Monday, July 15, 2019

The Prospect of Death

Throughout my life I have experienced death multiple times. My experiences however, were limited to great aunts or uncles I barely knew and grandparents who had been suffering. Whenever death has occurred in my life I have seen it coming. With my grandparents, although I really loved them, part of me was happy when they passed away because their suffering had finally ended.

Recently, I received news that a person in my life was involved in a terrible accident and may not make it. It has been really hard for me to comprehend my feelings. She is an amazing person and I have really enjoyed the time I have spent with her but when I received the news I just went numb. I wanted to cry for her like everyone else but I just couldn't understand that this was actually happening. I had just seen her a couple of days ago so I just couldn't think of her as anything but happy and healthy. At first I wasn't that upset by the news because in my mind she was going to be okay and soon I'd get to go visit her in the hospital. As I heard more people talking about it I started to realize how real the possibility was that she may not make it through this.

Talking about the incident makes it hard for me to put on a brave face and fight back the tears. Never before has something this unexpected happened and never to someone so young. Thinking about it makes me mad and regretful. I know there is nothing that could have been done differently, in hindsight you think of all the ways it could have been prevented but in actuality bad things happen and there's no way of stopping it. What is done is done and now all I can do is think positive thoughts and hope that she will make it out of this okay. If however things get worse, I will be prepared for that too. None of this is fair and nothing like this ever should have happened but it did. As wonderful of a person she is, I cannot stop terrible things from happening. All I hope is her family will be able to get through this difficult time and that by some miracle she can go on to live a long happy life.

Tuesday, July 2, 2019

The Neverending Battle With Anxiety

Most of the time I like to think I'm doing great handling my anxiety. I have never been to a doctor or spoken to a therapist but I've discovered what my triggers are and have undergone my own exposure therapy to help it go away. But then I come home after a trip to visit my boyfriend's family and start crying when he tells me his family thought I was distant.

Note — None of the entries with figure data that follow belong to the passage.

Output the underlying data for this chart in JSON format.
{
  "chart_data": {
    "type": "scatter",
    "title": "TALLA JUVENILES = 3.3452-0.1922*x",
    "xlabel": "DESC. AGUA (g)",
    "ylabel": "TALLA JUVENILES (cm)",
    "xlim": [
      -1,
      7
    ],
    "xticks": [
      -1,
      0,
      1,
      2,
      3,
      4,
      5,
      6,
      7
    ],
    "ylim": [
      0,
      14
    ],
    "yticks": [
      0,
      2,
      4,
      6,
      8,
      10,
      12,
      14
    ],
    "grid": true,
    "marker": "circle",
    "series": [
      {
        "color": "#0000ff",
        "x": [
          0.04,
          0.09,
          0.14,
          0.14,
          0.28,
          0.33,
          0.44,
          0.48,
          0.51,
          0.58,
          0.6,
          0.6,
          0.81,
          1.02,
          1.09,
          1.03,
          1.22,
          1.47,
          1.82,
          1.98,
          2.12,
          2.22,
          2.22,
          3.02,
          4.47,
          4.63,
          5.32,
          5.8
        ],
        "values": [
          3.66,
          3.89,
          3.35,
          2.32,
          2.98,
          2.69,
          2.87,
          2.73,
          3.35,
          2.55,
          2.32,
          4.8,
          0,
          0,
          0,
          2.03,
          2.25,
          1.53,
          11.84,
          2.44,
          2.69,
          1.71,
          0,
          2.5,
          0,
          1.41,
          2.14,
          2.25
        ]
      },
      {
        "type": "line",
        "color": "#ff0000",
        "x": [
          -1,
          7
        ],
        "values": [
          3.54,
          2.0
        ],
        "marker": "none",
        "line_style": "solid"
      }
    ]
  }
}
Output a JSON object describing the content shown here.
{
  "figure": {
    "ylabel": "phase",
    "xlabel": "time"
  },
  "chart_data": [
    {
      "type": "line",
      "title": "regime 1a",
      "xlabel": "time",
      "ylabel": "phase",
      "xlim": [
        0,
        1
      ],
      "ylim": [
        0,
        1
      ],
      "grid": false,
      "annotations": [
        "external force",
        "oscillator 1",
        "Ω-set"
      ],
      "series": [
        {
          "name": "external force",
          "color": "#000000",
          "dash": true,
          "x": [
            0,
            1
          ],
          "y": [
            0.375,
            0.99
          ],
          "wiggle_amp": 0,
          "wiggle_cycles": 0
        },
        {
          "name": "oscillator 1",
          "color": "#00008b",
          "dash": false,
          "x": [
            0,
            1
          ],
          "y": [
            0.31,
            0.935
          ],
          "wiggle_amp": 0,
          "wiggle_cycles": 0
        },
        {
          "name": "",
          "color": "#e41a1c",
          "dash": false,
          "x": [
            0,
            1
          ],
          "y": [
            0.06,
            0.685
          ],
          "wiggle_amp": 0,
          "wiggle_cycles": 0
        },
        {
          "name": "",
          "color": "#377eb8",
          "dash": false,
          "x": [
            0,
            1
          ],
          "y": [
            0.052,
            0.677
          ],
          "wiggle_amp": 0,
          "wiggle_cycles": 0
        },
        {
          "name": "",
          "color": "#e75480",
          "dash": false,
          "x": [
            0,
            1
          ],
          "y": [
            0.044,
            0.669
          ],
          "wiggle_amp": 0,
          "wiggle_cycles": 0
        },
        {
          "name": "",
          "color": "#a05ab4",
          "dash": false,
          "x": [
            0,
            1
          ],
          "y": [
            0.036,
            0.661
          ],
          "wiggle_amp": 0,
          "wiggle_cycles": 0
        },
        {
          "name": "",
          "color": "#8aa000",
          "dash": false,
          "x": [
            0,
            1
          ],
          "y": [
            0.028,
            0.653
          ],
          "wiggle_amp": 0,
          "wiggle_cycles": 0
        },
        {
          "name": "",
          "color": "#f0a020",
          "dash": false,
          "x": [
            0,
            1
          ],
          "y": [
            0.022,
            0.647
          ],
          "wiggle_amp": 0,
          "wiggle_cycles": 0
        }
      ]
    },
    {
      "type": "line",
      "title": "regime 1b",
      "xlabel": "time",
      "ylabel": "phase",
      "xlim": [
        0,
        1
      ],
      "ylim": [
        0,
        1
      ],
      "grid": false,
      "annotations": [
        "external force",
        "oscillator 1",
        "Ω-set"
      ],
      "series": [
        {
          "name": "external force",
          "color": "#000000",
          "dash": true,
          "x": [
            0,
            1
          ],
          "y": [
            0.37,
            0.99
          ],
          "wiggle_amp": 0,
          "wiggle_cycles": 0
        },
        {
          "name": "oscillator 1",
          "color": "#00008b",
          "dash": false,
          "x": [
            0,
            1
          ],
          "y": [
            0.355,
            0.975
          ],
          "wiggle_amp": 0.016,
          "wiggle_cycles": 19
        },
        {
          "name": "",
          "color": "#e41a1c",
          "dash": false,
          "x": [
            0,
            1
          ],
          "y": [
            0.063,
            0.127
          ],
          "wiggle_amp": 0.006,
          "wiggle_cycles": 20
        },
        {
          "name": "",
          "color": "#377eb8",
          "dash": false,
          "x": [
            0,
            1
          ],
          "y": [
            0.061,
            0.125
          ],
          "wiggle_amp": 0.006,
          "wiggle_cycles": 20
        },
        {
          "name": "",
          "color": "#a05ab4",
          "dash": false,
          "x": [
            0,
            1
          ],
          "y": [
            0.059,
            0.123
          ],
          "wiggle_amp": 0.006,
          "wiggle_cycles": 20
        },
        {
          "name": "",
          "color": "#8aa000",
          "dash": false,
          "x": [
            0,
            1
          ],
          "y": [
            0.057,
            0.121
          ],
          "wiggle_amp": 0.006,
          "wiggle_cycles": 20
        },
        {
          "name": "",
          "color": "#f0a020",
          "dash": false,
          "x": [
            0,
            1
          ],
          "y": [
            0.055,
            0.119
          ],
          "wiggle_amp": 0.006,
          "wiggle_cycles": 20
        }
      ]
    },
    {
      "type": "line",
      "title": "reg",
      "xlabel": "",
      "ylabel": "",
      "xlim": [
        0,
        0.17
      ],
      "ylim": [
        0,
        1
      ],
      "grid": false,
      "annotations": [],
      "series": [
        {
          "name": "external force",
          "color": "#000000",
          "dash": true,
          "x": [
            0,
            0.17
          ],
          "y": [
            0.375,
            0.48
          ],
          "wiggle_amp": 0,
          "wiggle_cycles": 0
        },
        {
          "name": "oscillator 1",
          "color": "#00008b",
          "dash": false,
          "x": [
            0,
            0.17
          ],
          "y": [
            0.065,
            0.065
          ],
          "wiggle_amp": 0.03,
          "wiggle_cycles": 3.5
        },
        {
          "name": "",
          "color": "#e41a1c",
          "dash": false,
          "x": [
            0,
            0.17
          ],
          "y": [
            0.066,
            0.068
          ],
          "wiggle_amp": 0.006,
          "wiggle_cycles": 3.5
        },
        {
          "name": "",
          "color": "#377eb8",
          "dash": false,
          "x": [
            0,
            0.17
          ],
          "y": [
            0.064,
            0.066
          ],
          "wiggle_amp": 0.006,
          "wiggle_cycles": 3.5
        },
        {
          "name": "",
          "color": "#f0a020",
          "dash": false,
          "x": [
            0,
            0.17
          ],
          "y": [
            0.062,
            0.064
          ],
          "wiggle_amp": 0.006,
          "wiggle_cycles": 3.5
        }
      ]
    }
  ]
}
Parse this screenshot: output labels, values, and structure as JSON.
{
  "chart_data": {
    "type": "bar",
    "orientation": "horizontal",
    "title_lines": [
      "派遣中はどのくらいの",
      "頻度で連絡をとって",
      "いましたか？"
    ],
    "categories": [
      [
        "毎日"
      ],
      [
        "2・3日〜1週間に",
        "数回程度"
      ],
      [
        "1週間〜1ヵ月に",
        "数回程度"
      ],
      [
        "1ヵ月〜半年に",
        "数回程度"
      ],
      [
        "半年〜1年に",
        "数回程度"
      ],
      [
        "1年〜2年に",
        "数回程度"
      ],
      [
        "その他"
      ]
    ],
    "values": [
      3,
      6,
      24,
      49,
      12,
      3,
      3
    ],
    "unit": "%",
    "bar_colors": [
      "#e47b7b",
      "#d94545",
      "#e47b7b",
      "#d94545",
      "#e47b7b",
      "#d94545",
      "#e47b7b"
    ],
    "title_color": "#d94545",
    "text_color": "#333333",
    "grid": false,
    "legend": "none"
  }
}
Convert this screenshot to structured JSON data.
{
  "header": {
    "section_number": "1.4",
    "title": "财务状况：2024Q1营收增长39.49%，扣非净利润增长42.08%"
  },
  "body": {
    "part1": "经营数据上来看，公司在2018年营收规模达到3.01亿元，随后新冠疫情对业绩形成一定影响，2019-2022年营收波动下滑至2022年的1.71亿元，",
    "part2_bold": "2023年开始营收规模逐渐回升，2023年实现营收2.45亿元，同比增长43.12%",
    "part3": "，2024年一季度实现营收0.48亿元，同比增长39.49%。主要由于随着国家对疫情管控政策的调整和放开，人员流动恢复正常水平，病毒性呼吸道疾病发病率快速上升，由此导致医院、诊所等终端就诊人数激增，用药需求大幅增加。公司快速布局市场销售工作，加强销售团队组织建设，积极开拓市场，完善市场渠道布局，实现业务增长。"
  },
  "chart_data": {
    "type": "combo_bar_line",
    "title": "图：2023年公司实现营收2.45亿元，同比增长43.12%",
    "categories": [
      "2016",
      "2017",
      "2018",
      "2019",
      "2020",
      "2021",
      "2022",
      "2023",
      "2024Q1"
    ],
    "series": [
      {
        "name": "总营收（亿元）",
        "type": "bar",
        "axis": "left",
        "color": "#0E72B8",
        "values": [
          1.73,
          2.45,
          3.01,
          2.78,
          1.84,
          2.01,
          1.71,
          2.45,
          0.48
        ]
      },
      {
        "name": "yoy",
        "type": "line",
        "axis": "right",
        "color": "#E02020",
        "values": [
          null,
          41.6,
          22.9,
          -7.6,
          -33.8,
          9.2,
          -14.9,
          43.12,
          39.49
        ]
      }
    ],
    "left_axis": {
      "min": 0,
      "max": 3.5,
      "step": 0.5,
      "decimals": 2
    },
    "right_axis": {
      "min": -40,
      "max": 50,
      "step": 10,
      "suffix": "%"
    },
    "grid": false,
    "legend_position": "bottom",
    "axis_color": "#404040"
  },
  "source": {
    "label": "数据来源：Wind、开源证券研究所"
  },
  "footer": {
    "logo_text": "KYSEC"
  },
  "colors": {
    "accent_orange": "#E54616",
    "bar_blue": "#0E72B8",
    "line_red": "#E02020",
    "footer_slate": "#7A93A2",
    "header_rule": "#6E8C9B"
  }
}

I like to think I'm doing well but I'm not. I want to go to therapy and have someone to talk to but I can't afford $100 a session and insurance doesn't cover it. Sometimes I get close to opening up to my boyfriend about how anxiety affects me but I don't want to rely on him for my emotional needs so I explain it as my personal issues and leave it at that. Having him talk to me about his family feeling unable to talk to me and thinking I was unhappy and uncomfortable during the trip hurt me. Not because of what he said but the fact that these kinds of issues just won't go away. I don't think I've made a new friend since I was 16 and I'm 22 now. I just seem to have this inability to connect with new people and I just can't converse like a normal human. I wanted so badly for his parents to like me because I didn't make the best impression the first time. I felt great coming home from the trip, I felt like I fit in with the family more but when my boyfriend talked to me it felt like I was delusional the whole time. How I felt and how others felt was so different, it crushed me.

I don't know how to talk to people. I thought it was just starting conversations I had trouble with but maybe I have trouble keeping them going too. I wish I could be the perfect daughter-in law, helping out around the house, telling funny stories, bonding over shared hobbies but I guess I'm just the girl his family secretly hopes he breaks up with.

My boyfriend and I have had a special bond from the first day we met. Usually I'm super quiet on first dates so much so that my ex-boyfriend used to tell me it was my turn to talk and would not say a word to me until I started a conversation, that didn't work very well... With my current boyfriend it was a little awkward at the beginning but as we started to walk around and talk more, everything came so easily. When I talk to him it feels like I can say whatever I want without judgement. I don't need to second guess everything I want to say because he has always understood what I was saying and was receptive to my thoughts. That first day with him showed me everything I needed to know and from that moment on I knew I never wanted anyone else. Unfortunately this was one of the only times I've bonded with someone right away.

In school I would spend the first half of the year trying to form friendships and only got a couple of months to enjoy my friends before the summer came and went and I was yet again placed in a new class where I had no friends. You'd think with how often I was forced to make new friends that I wouldn't have a problem with social anxiety but unfortunately it doesn't work that way. In my school years I had big falling outs with my best friends that made me distrust friendship. I desperately wanted friends but I wanted friends that would be there for me forever not ones that would leave me because I wasn't good enough for them. To me it was all or nothing and since I couldn't have all I choose nothing. I'd hoped it would be something I'd grow out of as I got older but it didn't happen. In my first year of university I tried really hard to be friendly but yet again people were only my friends for class and when class ended they were gone. So I stopped trying and hoped that if I was meant to have friends it would just happen at some point. But here I am going into my last year of university and I'm still friendless.

At this point I really want to start improving myself and learning how to properly cope with my anxiety. However, without access to a therapist I worry that I'm stuck this way forever. At this point I don't even know who I am without the anxiety. I'm used to being a mess of a person. I can't even imagine what it would be like to be normal.